Review | Knock at the Cabin | 2023
Leonard (Dave Bautista), Adriane (Abby Quinn) and Sabrina (Nikki Amuka-Bird) in Knock at the Cabin, directed by M. Night Shyamalan. |
The career of M. Night Shyamalan has been a fascinating one to follow. Once named Hollywood's new golden child after the success of The Sixth Sense (1999), Shyamalan soon became synonymous with twist endings that left audiences increasingly disappointed. Despite the box office success of Signs (2002) and The Village (2004), by the time we reached Lady in the Water (2006) and The Happening (2008), audiences had seemingly had enough. And after a pair of big budget sci-fi/fantasy flops in The Last Airbedner (2010) and After Earth (2013), it seemed that Shyamalan's name had become box office poison.
So the filmmaker reinvented himself, returning in 2015 with the low budget, found footage thriller The Visit, adopting a B-movie aesthetic that eschewed his trademark twist endings for tightly controlled, lower budget, high concept thrillers. The result has been reinvigorated filmmaker, seemingly liberated from the expectations of surprise endings, able to explore the themes that interest him in a more honest and thoughtful way. Indeed, some of his most interesting work has been in this late period renaissance.His latest film, Knock at the Cabin, is a rare Shyamalan film that isn't an original work, adapted from the novel "The Cabin at the End of the World" by Paul Tremblay. The story centers around a family on vacation at a secluded cabin who are confronted by four armed strangers and told that if they do not choose one of them to die, the world will end. Are they simply religious zealots driven by a shared delusion? Or are they truly the harbingers of the apocalypse that they claim to be? As the clock ticks closer to doomsday, impossible decisions must be made as the two men and their daughter struggle to come to terms with the intruder's outlandish tale, and their dogmatic certainty that they are there to save humanity.
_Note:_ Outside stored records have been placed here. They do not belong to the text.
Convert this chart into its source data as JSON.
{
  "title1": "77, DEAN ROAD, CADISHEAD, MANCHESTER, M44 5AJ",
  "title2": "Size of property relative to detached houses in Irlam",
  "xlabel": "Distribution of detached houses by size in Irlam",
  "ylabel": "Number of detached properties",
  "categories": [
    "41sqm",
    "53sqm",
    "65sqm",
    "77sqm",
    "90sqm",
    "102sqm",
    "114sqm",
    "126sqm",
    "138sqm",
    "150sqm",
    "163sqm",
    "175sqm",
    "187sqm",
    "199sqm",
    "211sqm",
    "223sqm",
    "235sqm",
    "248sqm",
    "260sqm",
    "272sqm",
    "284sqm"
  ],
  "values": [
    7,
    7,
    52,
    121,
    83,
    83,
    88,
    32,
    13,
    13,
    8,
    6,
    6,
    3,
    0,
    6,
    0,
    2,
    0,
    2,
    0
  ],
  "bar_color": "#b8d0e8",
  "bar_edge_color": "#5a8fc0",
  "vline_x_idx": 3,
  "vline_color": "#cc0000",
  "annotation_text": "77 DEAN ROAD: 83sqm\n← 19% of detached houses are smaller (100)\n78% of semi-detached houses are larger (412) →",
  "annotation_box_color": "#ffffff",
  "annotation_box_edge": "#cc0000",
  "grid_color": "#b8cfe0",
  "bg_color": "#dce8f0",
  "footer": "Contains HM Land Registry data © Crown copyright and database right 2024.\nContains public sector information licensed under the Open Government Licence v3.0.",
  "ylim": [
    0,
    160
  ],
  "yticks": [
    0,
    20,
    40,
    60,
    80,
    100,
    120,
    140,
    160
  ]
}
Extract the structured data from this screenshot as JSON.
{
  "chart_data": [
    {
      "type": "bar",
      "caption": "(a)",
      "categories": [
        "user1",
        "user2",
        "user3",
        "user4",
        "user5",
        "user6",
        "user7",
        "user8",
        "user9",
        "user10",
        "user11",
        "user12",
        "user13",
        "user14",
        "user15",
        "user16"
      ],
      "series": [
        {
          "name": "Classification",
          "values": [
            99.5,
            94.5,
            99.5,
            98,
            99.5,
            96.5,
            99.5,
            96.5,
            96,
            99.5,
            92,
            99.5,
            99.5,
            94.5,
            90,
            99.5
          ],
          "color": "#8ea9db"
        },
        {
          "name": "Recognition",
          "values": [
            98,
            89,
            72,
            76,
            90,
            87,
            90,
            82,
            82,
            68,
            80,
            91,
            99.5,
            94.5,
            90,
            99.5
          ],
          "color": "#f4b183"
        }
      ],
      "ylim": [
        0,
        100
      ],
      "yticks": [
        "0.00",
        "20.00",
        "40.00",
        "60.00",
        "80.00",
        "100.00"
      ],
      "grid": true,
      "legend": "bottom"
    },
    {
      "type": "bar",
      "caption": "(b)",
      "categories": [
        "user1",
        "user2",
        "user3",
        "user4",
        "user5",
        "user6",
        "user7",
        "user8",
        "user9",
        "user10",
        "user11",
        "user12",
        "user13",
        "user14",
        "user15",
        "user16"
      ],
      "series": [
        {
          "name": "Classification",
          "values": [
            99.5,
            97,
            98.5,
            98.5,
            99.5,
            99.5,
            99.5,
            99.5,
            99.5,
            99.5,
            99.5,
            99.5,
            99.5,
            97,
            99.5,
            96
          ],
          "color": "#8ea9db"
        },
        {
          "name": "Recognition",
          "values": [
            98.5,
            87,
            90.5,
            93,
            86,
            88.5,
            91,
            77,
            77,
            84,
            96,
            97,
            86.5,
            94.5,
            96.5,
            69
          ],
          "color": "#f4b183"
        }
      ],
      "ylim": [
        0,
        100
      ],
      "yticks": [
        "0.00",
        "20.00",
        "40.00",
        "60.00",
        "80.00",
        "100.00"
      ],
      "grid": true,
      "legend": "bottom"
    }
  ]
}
It's ultimately a film that asks how much you'd be willing to sacrifice to save the world - and some of Shyamalan's favorite themes of faith and family are front and center. There are few contemporary filmmakers that have such a formal mastery of classical Hollywood style, and Shyamalan deserves to be regarded in the same pantheon as Spielberg for his instinctual knowledge of how to move a camera and how to create suspense, even in a claustrophobic one-room setting. Knock at the Cabin showcases some of Shyamalan's strongest late-period work. His greatest weakness as a filmmaker has always been his writing, but here the characters are strongly developed and given full lives of their own, allowing us to identify with both the besieged family and their desperate kidnappers.
The film is undercut, however, by its overly expository ending, which removes any ambiguity from the story and ties a neat little bow on an otherwise uneasy and conflicted film. By revealing whether or not the zealots are "right," Shyamalan resolves the main conflict in a way that isn't particularly satisfying and will likely divide viewers. Knock at the Cabin is a tentative return to Signs-era form for Shyamalan, but it stops just short of being great by spelling itself out a little too neatly for its themes to truly resonate.